Письмо, пришедшее от интеллигентных Кириллов, также ошеломило. Они описывали, как при взятии Выборга наши красноармейцы громили и крушили квартиры, ломали мебель и били зеркала.

Все, что становилось известным про войну, лишало права судить поступки одних и других прежними, «мирными» нормами. Что-то круто меняло людей.

По окончании войны, услышав, что войска возвращаются, я вместе со всеми выбежала на ту же Первую линию Васильевского острова. Ликующие ленинградцы опустошали ларьки, раскупая папиросы и плитки шололада, чтобы бросать их красноармейцам. Но сами красноармейцы, не разделяя восторга победы, которую только что добыли, сидели в открытых грузовиках настолько измученные и усталые, что мало-помалу крики стихли. Нечеловеческая выпотрошенность солдат умерила возгласы и усмирила толпу.

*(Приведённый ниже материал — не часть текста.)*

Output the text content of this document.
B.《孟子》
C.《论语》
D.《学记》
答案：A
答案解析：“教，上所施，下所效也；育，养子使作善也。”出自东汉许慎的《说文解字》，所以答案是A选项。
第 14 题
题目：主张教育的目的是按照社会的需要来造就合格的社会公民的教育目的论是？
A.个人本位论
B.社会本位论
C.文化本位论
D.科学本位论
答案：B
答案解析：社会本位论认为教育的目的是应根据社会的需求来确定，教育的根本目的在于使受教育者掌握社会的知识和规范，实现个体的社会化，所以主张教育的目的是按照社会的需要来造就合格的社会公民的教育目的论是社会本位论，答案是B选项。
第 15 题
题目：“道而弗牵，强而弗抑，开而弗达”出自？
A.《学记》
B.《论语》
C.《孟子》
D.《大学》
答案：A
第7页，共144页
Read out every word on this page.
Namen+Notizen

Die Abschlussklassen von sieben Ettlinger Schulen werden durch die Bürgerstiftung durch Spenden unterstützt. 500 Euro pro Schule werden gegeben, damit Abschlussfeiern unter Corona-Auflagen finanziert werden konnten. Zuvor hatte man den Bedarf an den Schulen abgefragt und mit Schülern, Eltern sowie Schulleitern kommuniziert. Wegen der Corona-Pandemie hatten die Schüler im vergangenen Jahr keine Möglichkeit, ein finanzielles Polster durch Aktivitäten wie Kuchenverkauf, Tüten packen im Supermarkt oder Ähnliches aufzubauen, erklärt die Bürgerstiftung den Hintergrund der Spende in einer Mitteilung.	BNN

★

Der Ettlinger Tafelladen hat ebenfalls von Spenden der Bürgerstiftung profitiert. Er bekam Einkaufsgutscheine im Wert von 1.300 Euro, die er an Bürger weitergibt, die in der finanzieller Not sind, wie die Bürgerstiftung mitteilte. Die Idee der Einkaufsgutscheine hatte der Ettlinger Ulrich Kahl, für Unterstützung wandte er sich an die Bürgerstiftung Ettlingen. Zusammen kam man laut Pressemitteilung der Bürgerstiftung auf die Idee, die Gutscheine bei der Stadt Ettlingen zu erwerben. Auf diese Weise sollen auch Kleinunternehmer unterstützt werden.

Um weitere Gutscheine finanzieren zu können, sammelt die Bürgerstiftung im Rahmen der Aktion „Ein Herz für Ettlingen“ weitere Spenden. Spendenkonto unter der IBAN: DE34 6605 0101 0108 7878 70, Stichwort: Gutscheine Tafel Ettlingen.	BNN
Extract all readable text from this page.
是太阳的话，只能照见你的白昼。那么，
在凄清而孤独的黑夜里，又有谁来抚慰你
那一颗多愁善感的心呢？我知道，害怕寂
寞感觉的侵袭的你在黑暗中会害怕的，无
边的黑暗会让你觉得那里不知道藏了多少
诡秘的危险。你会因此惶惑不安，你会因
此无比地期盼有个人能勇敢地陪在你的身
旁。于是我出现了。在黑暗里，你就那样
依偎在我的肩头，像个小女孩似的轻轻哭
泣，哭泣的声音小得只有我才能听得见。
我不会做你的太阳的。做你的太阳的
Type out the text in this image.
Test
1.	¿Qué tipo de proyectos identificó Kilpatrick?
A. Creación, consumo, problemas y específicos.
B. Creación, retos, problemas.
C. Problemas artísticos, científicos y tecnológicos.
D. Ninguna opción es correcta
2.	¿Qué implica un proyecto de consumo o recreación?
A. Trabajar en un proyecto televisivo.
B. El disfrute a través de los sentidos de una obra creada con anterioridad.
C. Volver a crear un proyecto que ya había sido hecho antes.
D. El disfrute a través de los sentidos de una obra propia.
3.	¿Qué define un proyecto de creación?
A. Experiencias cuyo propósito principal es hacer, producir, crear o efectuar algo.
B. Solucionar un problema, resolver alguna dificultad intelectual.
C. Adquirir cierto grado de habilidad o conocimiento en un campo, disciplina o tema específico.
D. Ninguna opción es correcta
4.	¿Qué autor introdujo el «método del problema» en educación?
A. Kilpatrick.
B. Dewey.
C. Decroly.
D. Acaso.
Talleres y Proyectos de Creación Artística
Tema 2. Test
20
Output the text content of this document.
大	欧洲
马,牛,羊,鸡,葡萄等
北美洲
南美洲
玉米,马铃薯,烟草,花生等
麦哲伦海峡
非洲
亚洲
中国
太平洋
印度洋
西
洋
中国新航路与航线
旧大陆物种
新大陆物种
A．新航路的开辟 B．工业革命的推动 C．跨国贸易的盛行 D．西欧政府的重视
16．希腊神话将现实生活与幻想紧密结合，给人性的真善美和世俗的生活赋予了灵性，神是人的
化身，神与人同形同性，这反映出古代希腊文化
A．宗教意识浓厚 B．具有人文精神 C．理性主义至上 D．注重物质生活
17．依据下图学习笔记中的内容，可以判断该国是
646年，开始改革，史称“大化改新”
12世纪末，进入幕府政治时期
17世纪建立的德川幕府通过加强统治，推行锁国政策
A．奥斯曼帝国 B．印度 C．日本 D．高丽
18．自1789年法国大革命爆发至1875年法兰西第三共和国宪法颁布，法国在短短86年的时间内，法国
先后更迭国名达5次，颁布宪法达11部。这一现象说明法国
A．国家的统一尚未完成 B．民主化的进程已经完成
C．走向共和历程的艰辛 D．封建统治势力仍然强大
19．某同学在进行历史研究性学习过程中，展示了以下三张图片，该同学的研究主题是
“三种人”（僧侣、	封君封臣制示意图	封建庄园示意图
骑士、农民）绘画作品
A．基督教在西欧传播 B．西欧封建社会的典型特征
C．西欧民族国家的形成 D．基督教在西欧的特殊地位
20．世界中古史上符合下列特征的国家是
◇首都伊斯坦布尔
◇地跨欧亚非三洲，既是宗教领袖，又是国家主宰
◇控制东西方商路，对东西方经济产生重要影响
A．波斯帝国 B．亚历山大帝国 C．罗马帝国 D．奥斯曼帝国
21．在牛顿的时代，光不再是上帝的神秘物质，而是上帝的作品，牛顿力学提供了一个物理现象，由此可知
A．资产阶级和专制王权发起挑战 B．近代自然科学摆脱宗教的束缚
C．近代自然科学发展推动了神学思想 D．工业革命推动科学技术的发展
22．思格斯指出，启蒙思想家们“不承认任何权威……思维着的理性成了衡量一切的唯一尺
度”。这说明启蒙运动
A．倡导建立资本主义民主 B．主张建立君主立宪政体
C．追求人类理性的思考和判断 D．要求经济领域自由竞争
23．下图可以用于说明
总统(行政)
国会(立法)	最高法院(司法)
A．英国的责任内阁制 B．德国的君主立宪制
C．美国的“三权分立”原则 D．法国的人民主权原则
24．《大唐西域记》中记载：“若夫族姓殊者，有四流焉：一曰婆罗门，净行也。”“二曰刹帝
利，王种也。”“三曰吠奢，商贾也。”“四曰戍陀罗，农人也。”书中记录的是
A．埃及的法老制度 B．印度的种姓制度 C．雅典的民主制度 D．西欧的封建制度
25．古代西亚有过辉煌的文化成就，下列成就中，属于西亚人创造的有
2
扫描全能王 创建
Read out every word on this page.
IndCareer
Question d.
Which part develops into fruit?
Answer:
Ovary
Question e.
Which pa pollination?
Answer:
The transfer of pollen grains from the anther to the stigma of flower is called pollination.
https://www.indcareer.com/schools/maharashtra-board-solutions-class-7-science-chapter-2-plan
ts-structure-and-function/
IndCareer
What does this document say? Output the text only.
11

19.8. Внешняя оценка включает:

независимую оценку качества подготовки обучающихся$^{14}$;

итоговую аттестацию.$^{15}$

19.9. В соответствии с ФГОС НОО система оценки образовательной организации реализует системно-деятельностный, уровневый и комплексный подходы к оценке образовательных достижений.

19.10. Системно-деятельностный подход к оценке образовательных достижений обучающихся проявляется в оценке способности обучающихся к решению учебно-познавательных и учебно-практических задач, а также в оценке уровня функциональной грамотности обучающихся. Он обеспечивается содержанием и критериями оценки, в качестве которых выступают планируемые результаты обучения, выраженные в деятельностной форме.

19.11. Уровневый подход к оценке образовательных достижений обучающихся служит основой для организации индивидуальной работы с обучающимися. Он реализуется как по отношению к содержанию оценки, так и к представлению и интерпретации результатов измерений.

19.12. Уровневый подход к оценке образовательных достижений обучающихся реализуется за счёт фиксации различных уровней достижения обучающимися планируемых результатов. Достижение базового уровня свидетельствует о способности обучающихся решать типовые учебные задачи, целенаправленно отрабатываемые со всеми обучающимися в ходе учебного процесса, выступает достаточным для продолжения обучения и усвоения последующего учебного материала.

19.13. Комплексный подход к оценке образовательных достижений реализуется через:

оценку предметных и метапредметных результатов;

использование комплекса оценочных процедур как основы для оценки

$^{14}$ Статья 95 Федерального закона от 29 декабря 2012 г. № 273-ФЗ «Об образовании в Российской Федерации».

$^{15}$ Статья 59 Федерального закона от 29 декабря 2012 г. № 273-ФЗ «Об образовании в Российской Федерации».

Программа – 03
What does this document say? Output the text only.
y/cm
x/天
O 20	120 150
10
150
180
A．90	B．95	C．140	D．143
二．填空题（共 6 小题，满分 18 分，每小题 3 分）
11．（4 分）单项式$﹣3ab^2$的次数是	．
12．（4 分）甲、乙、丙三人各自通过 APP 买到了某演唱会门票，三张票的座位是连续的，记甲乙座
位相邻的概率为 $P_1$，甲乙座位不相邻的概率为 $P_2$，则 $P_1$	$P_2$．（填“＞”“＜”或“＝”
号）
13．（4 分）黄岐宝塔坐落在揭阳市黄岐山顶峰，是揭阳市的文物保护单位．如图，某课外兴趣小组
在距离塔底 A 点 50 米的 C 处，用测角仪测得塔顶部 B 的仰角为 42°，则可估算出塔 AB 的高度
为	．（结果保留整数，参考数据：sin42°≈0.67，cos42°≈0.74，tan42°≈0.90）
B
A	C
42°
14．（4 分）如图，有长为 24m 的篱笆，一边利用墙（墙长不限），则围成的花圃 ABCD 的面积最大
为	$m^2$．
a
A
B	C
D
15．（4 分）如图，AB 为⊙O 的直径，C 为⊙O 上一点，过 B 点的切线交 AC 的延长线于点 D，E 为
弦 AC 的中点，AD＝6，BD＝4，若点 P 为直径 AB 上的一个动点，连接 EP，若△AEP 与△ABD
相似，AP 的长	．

Наши мальчики возвратились живыми. Кира-белый разрывной пулей был ранен в ногу. Он вскоре женился на моей однокласснице Саре. Совсем неожиданно объявил о своей женитьбе клявшийся мне недавно в вечной любви Коля Г. Из Белоруссии к нему приехала милая, спокойная женщина и поселилась у него. Дома теперь, напротив, за Колю заступалась я.

 

Платон Романович, приезжая из Москвы, постоянно уговаривал меня пойти с ним в театр на оперетту или в ресторан.

— Как? Вы ни разу не были в ресторане? — удивился он.

— Ни разу.

— В таком случае пойдемте в «Европейскую».

Мне было уже девятнадцать лет, но без маминого разрешения я никуда не ходила.

— Ну что ж, иди, — не воспротивилась она. Платон Романович приехал с рыжим другом.

— А это Сема. Самый мой близкий дружище. Знакомьтесь.

Сверкающий зал «Европейского» ресторана своей церемонностью, усердием электрических лампочек, туго накрахмаленными скатертями, мраморными колоннами, бра, разноцветными бокалами зажег незнакомые чувства. Помимо воли хотелось иначе ступать, быть по-иному одетой. Я чувствовала себя потерянной.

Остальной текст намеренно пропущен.